Uli Hoeneß atmet auf - und für den gesamten FC Bayern München soll nach dem demonstrativen "Mia-san-mia"-Bekenntnis zu seinem öffentlich beschädigten Präsidenten ab sofort das Spiel des Jahres gegen Borussia Dortmund im Fokus stehen.

8:0-Votum als Signal

Bayern-Vorstand Karl-Heinz Rummenigge und der Ehrenvorsitzende Franz Beckenbauer bewerteten das "einvernehmliche" 8:0-Votum des Aufsichtsrates für seinen Vorsitzenden Hoeneß trotz dessen Steueraffäre als bedeutsames Signal vor dem Champions-League-Finale am 25. Mai in London.

"Die Entscheidung des Aufsichtsrates ist Beweis der Qualität, Einheit und Stärke dieses Gremiums. Er hat sie am Ende des Tages mit großer Seriosität und hohem Verantwortungsgefühl getroffen.

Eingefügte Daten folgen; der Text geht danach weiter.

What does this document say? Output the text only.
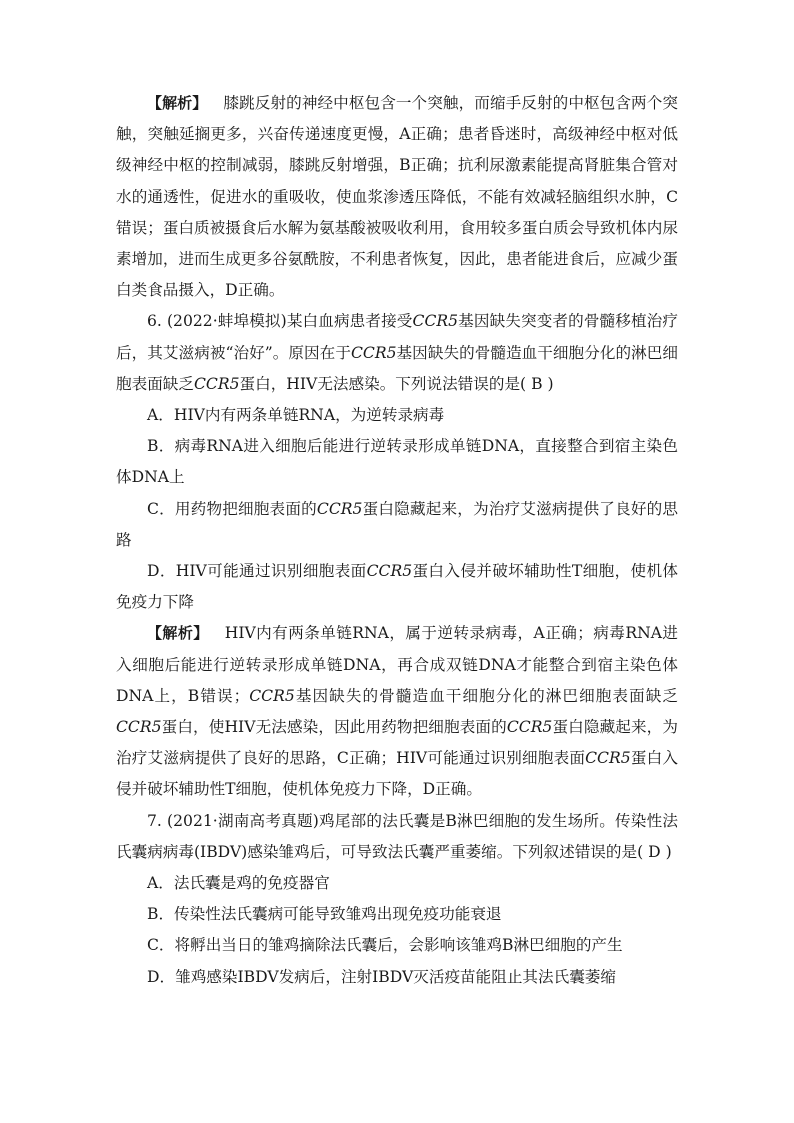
【解析】 膝跳反射的神经中枢包含一个突触，而缩手反射的中枢包含两个突触，突触延搁更多，兴奋传递速度更慢，A正确；患者昏迷时，高级神经中枢对低级神经中枢的控制减弱，膝跳反射增强，B正确；抗利尿激素能提高肾脏集合管对水的通透性，促进水的重吸收，使血浆渗透压降低，不能有效减轻脑组织水肿，C错误；蛋白质被摄食后水解为氨基酸被吸收利用，食用较多蛋白质会导致机体内尿素增加，进而生成更多谷氨酰胺，不利患者恢复，因此，患者能进食后，应减少蛋白类食品摄入，D正确。

6. (2022·蚌埠模拟)某白血病患者接受CCR5基因缺失突变者的骨髓移植治疗后，其艾滋病被“治好”。原因在于CCR5基因缺失的骨髓造血干细胞分化的淋巴细胞表面缺乏CCR5蛋白，HIV无法感染。下列说法错误的是( B )

A．HIV内有两条单链RNA，为逆转录病毒

B．病毒RNA进入细胞后能进行逆转录形成单链DNA，直接整合到宿主染色体DNA上

C．用药物把细胞表面的CCR5蛋白隐藏起来，为治疗艾滋病提供了良好的思路

D．HIV可能通过识别细胞表面CCR5蛋白入侵并破坏辅助性T细胞，使机体免疫力下降

【解析】 HIV内有两条单链RNA，属于逆转录病毒，A正确；病毒RNA进入细胞后能进行逆转录形成单链DNA，再合成双链DNA才能整合到宿主染色体DNA上，B错误；CCR5基因缺失的骨髓造血干细胞分化的淋巴细胞表面缺乏CCR5蛋白，使HIV无法感染，因此用药物把细胞表面的CCR5蛋白隐藏起来，为治疗艾滋病提供了良好的思路，C正确；HIV可能通过识别细胞表面CCR5蛋白入侵并破坏辅助性T细胞，使机体免疫力下降，D正确。

7. (2021·湖南高考真题)鸡尾部的法氏囊是B淋巴细胞的发生场所。传染性法氏囊病病毒(IBDV)感染雏鸡后，可导致法氏囊严重萎缩。下列叙述错误的是( D )

A．法氏囊是鸡的免疫器官

B．传染性法氏囊病可能导致雏鸡出现免疫功能衰退

C．将孵出当日的雏鸡摘除法氏囊后，会影响该雏鸡B淋巴细胞的产生

D．雏鸡感染IBDV发病后，注射IBDV灭活疫苗能阻止其法氏囊萎缩
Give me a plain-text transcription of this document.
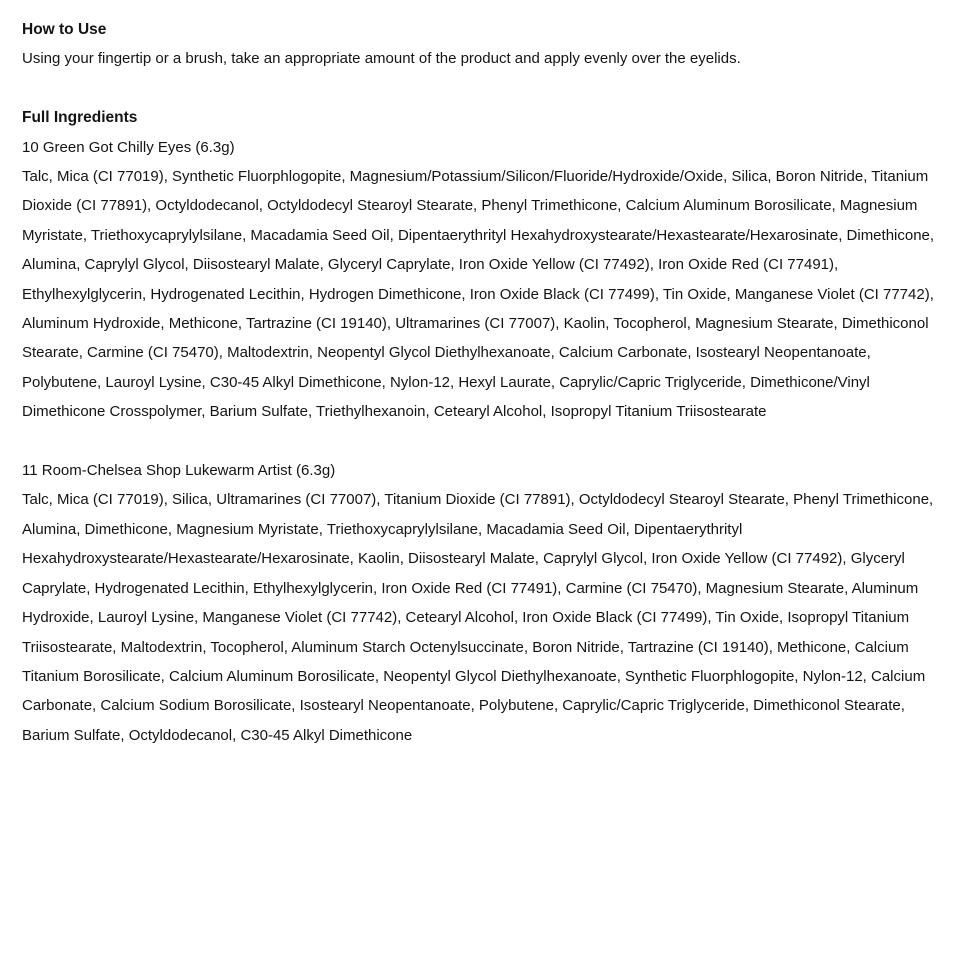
How to Use

Using your fingertip or a brush, take an appropriate amount of the product and apply evenly over the eyelids.

Full Ingredients
10 Green Got Chilly Eyes (6.3g)

Talc, Mica (CI 77019), Synthetic Fluorphlogopite, Magnesium/Potassium/Silicon/Fluoride/Hydroxide/Oxide, Silica, Boron Nitride, Titanium Dioxide (CI 77891), Octyldodecanol, Octyldodecyl Stearoyl Stearate, Phenyl Trimethicone, Calcium Aluminum Borosilicate, Magnesium Myristate, Triethoxycaprylylsilane, Macadamia Seed Oil, Dipentaerythrityl Hexahydroxystearate/Hexastearate/Hexarosinate, Dimethicone, Alumina, Caprylyl Glycol, Diisostearyl Malate, Glyceryl Caprylate, Iron Oxide Yellow (CI 77492), Iron Oxide Red (CI 77491), Ethylhexylglycerin, Hydrogenated Lecithin, Hydrogen Dimethicone, Iron Oxide Black (CI 77499), Tin Oxide, Manganese Violet (CI 77742), Aluminum Hydroxide, Methicone, Tartrazine (CI 19140), Ultramarines (CI 77007), Kaolin, Tocopherol, Magnesium Stearate, Dimethiconol Stearate, Carmine (CI 75470), Maltodextrin, Neopentyl Glycol Diethylhexanoate, Calcium Carbonate, Isostearyl Neopentanoate, Polybutene, Lauroyl Lysine, C30-45 Alkyl Dimethicone, Nylon-12, Hexyl Laurate, Caprylic/Capric Triglyceride, Dimethicone/Vinyl Dimethicone Crosspolymer, Barium Sulfate, Triethylhexanoin, Cetearyl Alcohol, Isopropyl Titanium Triisostearate

11 Room-Chelsea Shop Lukewarm Artist (6.3g)

Talc, Mica (CI 77019), Silica, Ultramarines (CI 77007), Titanium Dioxide (CI 77891), Octyldodecyl Stearoyl Stearate, Phenyl Trimethicone, Alumina, Dimethicone, Magnesium Myristate, Triethoxycaprylylsilane, Macadamia Seed Oil, Dipentaerythrityl Hexahydroxystearate/Hexastearate/Hexarosinate, Kaolin, Diisostearyl Malate, Caprylyl Glycol, Iron Oxide Yellow (CI 77492), Glyceryl Caprylate, Hydrogenated Lecithin, Ethylhexylglycerin, Iron Oxide Red (CI 77491), Carmine (CI 75470), Magnesium Stearate, Aluminum Hydroxide, Lauroyl Lysine, Manganese Violet (CI 77742), Cetearyl Alcohol, Iron Oxide Black (CI 77499), Tin Oxide, Isopropyl Titanium Triisostearate, Maltodextrin, Tocopherol, Aluminum Starch Octenylsuccinate, Boron Nitride, Tartrazine (CI 19140), Methicone, Calcium Titanium Borosilicate, Calcium Aluminum Borosilicate, Neopentyl Glycol Diethylhexanoate, Synthetic Fluorphlogopite, Nylon-12, Calcium Carbonate, Calcium Sodium Borosilicate, Isostearyl Neopentanoate, Polybutene, Caprylic/Capric Triglyceride, Dimethiconol Stearate, Barium Sulfate, Octyldodecanol, C30-45 Alkyl Dimethicone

Sie zeigt: Der Club steht sehr eng zusammen", sagte Vorstandsboss Rummenigge am Dienstag.

Beckenbauer sprach in der "Bild"-Zeitung von einem "tollen Vertrauensbeweis" für Hoeneß.

Rücktritt abgelehnt

Der 61-Jährige hatte in der Aufsichtsratssitzung am Montag angeboten, den Vorsitz ruhen zu lassen, bis über die strafbefreiende Wirkung seiner Selbstanzeige wegen Steuerhinterziehung entschieden sei.

Das lehnten seine acht Aufsichtsratskollegen, darunter namhafte Führer von deutschen Dax-Unternehmen, einmütig ab.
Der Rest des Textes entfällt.